Substantial progress have been made in all three principal areas discussed in this survey. In Table 2 we compile a list of the most commonly cited humanoids in the literature corresponding to the aforementioned categorization. We conclude with a summary of the trends and possible areas of further research we observed in each of these areas.

State Estimation

Tightly-coupled formulation of state estimation based on MAP seems to be promising for future works as it offers several advantages, such as modularity and enabling seamless integration of new sensor types, and extending generic estimators with accommodating a wider range of perception sources in order to develop a whole-body estimation framework. By integrating high-rate control estimation and non-drifting localization based on SLAM, this framework could provide real-time estimation for locomotion control purposes, and facilitate gait and contact planning.

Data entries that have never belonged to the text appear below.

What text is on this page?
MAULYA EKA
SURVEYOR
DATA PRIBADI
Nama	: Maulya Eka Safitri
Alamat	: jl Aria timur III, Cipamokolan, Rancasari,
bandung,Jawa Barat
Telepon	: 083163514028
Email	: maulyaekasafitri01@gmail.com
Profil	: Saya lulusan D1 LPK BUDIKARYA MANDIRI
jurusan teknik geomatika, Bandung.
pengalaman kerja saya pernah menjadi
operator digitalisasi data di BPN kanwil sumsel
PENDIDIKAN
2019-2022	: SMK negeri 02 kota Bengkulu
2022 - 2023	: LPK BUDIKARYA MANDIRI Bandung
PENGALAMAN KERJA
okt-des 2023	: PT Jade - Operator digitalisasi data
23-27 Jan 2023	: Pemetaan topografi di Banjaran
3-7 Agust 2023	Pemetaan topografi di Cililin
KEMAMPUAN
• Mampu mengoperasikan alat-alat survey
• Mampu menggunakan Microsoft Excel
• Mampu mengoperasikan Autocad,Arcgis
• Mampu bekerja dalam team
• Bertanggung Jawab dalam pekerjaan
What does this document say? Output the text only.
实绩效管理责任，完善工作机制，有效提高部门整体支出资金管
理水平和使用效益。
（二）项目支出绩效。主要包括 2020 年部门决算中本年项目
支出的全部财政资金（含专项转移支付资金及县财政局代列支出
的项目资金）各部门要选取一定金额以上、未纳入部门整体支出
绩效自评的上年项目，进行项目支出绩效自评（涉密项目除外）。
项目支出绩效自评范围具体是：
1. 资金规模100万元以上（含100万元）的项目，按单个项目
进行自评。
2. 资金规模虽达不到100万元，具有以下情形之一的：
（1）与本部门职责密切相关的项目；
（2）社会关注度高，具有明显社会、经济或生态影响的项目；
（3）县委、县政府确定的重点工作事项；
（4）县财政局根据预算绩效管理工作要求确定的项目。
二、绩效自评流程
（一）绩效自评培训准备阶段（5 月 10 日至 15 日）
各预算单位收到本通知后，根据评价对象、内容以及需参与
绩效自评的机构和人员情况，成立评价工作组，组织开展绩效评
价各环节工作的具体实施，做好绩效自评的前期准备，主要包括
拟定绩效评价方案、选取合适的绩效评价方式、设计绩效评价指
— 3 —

Another important area of focus is the development of multi-contact detection and estimation methods for arbitrary unknown contact locations. By moving beyond rigid segment assumptions for humanoid structure and augmenting robots with additional sensors, such as strain gauges to directly measure segment deflections; the multi-contact detection and compensating for modeling errors can lead to more accurate state estimation and improved human-robot interactions.

Environment Understanding

With the availability of improved inference hardware, learning techniques are increasingly being applied in localization, object identification, and mapping, replacing handcrafted feature descriptors. However, visual classifiers like CNNs struggle with unstructured “stuff” compared to regularly shaped objects, necessitating memory-intensive representations such as point clouds and the need for enhanced classifier capabilities. In the field of SLAM, which has robust solutions for static environments, research is focused on handling dynamic obstacles by favoring multi-sensor fusion for increased robustness. Scalability and real-time capability remain challenging due to the potential overload of a humanoid’s onboard computer from wrangling multiple data streams over long sequences. Footstep planning shows a trend towards rapid environment modeling for quick responses, but consistent modeling of dynamic obstacles remains an open challenge. Manipulation and long-term global planning also rely on learning techniques to adapt to unforeseen constraints, requiring representations or embeddings of high-dimensional interactions between perceived elements for complexity reduction. However, finding more efficient, comprehensive, and accurate methods to express these relationships is an ongoing challenge.

Human Robot Interaction

Research in the field of HRI has focused on understanding human intent and emotion through various elements such as body pose, motions, expressions, audio cues, and behavior. Though this may seem natural and trivial from a human’s perspective, it is often a very challenging task to incorporate the same into robotic systems. Despite considerable progress in the above approaches, the ever-changing and unpredictable nature of human interaction necessitates additional steps that incorporate concepts like shared autonomy and shared perception. In this context, contextual information and memory play a crucial role in accurately perceiving the state and intentions of the humans with whom interaction is desired. Current research endeavors are actively focusing on these pivotal topics, striving to enhance the capabilities of humanoid robots in human-robot interactions while also considering trust, safety, explainability, and ethics during these interactions.